Will Consumers Step In? Retail sales data next Friday is another weekly highlight, and like inflation, it’s coming off a disappointing number. May retail sales fell 0.3%, and since then we’ve seen other signs of relatively light consumer demand, including slower auto sales and a decline in durable goods orders. One thing this might reflect is the relatively light wage growth. People might have jobs, but if wages aren’t growing much, perhaps they’re holding back on spending. The PCE data last month showed the savings rate as a percentage of disposable income rising to 5.5% from 5.1% a month earlier, and at the highest level since last fall.

Riding the Info Tech Coaster: If you’re feeling slightly nauseated, maybe it’s because you — like a lot of people — are taking a ride on the roller coaster that the info tech market seems to have turned into lately.
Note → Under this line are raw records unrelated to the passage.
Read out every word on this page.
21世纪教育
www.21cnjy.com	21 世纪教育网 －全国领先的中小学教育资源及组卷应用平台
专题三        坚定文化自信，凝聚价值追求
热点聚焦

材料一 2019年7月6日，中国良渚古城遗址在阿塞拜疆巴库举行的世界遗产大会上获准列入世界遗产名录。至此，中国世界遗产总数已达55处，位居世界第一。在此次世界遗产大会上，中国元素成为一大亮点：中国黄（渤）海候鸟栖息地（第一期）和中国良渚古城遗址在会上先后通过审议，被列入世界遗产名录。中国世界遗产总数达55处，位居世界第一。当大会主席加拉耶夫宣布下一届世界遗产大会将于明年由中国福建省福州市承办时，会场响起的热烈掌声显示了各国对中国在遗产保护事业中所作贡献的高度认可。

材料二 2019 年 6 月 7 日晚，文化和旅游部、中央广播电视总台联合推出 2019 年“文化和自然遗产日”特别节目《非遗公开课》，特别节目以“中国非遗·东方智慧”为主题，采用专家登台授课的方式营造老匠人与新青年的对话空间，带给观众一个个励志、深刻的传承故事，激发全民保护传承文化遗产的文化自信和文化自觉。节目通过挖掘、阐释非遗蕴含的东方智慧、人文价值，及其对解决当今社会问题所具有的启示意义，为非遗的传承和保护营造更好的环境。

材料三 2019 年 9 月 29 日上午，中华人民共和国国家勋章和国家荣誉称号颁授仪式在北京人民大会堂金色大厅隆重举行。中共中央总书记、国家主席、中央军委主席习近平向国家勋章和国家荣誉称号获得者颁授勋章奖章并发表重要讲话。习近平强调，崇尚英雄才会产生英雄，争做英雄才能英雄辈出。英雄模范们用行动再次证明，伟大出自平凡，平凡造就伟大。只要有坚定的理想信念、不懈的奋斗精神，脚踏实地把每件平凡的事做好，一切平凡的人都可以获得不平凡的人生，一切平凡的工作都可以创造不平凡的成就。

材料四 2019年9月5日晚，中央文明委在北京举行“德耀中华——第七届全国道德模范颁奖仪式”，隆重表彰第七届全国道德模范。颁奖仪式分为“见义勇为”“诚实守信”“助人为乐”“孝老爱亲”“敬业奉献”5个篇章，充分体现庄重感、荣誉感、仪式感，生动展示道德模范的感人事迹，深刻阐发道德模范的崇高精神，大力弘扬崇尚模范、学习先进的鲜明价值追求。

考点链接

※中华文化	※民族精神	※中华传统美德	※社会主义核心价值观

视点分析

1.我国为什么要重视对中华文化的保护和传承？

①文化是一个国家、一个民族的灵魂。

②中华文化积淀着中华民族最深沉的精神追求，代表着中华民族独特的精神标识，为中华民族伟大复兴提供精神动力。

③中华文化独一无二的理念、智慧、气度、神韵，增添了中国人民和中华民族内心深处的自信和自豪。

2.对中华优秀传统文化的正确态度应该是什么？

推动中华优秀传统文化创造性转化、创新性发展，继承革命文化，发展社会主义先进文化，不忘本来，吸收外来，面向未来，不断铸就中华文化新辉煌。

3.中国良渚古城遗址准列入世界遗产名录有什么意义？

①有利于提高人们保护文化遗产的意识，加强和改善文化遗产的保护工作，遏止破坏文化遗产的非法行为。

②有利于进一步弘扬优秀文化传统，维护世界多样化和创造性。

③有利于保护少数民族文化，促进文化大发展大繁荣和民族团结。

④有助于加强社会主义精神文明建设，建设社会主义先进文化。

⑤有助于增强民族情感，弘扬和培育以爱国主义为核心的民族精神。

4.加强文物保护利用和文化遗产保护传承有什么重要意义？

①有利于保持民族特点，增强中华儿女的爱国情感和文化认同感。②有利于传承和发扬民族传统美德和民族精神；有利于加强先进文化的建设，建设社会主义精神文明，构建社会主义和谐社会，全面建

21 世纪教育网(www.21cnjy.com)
The ride on Friday morning was straight up, with gains of 1.3% by late morning after a 0.9% decline on Thursday. Info tech has had its pits and valleys over the last month, but the overall direction has been lower, with about a 4% slide since early June.

VIX Keeps Shying From Rallies: It’s happening again. After a sharp jump at mid-week, the VIX — the market’s key “fear index” — quickly surrendered a good portion of its gains by early Friday. The market seems to keep shaking off just about everything thrown at it over the last six months, and the latest crisis to rattle VIX for a day before easing off appears to be tensions over North Korea. When events happen, the market has been suffering 1% to 2% corrections before buyers stepped in. It’s been a volatile news flow, but the level of volatility remains low and the market continues to hang in there. When one sector weakens, another takes its place, as we’ve seen recently in the info tech and financial sectors.